The Berwick review into patient safety has stopped short of recommending a minimum safe staffing level for NHS hospital wards.
The 46-page report says providers should “ensure they have sufficient staff to meet the NHS’s needs now and in the future” and it backed Robert Francis QC’s recommendation that the National Institute for Health Care Excellence develops evidence to enable minimum staffing tools to be devised.
The refusal to support calls for a national minimum staffing level is a blow to unions and campaigners who have argued patients are being put at risk on understaffed wards.
Understaffing was a significant contributory factor in the poor care at Mid Staffordshire Foundation Trust.
Unveiling the report today, Don Berwick said that instead of a specific number of staff being prescribed real-time analytical tools should be in place to allow trusts to examine their staffing levels each day.
Professor Berwick said he hoped the work by NICE would produce a “national formula, locally applied” and which would work in real-time, “moment to moment”.
Although he did not push for a legal minimum staffing level, the former advisor to President Obama said trust boards and healthcare leaders “should take responsibility for ensuring that clinical areas are adequately staffed”.
This information and decisions on staffing should be made public and “easily accessible to patients and carers and accountable to regulators”, the review found.
The review contained a recommendation for how trusts should proceed before NICE developed new tools.

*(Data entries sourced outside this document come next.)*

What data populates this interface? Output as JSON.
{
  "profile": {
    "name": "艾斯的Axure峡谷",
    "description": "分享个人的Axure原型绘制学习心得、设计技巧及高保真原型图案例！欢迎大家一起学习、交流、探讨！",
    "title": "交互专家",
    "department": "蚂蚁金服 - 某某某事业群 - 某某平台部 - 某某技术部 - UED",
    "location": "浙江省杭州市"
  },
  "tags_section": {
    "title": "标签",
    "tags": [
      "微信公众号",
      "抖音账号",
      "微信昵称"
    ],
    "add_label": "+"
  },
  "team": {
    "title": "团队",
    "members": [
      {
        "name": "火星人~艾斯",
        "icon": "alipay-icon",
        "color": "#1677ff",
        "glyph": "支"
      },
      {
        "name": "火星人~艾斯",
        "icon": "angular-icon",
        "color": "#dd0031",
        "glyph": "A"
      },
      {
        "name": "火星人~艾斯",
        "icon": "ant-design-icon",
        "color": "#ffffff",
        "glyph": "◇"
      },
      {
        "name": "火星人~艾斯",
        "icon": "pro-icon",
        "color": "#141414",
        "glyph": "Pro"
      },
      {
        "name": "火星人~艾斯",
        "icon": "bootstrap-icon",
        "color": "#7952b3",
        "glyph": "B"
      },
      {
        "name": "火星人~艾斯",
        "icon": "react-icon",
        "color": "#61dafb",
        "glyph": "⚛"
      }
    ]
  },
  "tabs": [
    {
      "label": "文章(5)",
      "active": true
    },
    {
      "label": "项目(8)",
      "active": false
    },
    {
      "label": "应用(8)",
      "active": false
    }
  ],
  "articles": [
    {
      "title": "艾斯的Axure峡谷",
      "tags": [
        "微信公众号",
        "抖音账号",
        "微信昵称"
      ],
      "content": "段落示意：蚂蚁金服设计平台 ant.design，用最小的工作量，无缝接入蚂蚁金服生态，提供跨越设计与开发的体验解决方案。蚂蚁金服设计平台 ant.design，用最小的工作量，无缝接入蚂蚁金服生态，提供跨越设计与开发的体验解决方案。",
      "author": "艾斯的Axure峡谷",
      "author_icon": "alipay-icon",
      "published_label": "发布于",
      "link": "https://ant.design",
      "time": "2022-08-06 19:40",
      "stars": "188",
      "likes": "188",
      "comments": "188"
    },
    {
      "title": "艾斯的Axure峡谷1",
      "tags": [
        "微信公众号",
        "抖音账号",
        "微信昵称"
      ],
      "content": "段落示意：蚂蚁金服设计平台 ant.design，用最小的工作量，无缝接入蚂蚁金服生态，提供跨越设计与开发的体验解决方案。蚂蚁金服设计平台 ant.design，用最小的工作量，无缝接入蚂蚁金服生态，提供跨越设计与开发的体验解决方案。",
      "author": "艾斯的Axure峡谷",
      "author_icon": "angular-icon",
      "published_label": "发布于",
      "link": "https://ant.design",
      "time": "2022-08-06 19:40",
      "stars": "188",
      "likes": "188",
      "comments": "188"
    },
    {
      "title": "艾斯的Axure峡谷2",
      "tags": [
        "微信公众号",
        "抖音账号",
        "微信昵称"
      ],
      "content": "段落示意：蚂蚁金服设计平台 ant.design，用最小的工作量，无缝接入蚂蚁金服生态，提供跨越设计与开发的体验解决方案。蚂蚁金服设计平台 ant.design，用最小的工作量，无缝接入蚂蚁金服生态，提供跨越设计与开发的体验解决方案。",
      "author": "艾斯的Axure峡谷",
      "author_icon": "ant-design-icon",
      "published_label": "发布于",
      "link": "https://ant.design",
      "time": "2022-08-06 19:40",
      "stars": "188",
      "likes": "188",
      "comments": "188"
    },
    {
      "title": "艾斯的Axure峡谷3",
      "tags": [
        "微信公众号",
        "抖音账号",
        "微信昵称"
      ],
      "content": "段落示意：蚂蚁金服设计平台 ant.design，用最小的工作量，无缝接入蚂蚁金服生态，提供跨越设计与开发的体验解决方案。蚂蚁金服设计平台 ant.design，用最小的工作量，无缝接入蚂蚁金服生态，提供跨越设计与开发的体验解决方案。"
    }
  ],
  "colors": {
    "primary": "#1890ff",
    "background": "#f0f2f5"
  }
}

“We call managers’ and senior leaders’ attention to existing research on proper staffing, which includes, but is not limited, to conclusions about ratios,” it said.
“For example, recent work suggests that operating a general medical-surgical hospital ward with fewer than one registered nurse per eight patients, plus the nurse in charge, may increase safety risks substantially.”
The report said this was only one example of the evidence “leaders have a duty to understand and consider when they take actions.”
Health secretary Jeremy Hunt said he agreed with the report’s conclusions and would respond to it alongside the government’s response to the Francis review in October.
“There may be hospitals that are not adequately staffing their wards,” Mr Hunt said.
He said this would be looked at by the new chief inspector of hospitals Sir Mike Richards who would hold trusts to account on their staffing.
The review also calls for enhance training and education of NHS staff to develop a focus on patient safety and quality improvement.
Referring to the scandal at Mid Staffordshire the report says: “NHS staff are not to blame. Neither at Mid Staffordshire, nor more widely, is it scientifically justifiable to blame the staff of the NHS or label them as uncaring, unskilled, or culpable.
“A very few may be exceptions, but the vast majority of staff wish to do a good job, to reduce suffering and to be proud of their work.
“Good people can fail to meet patients’ needs when their working conditions do not provide them with the conditions for success.”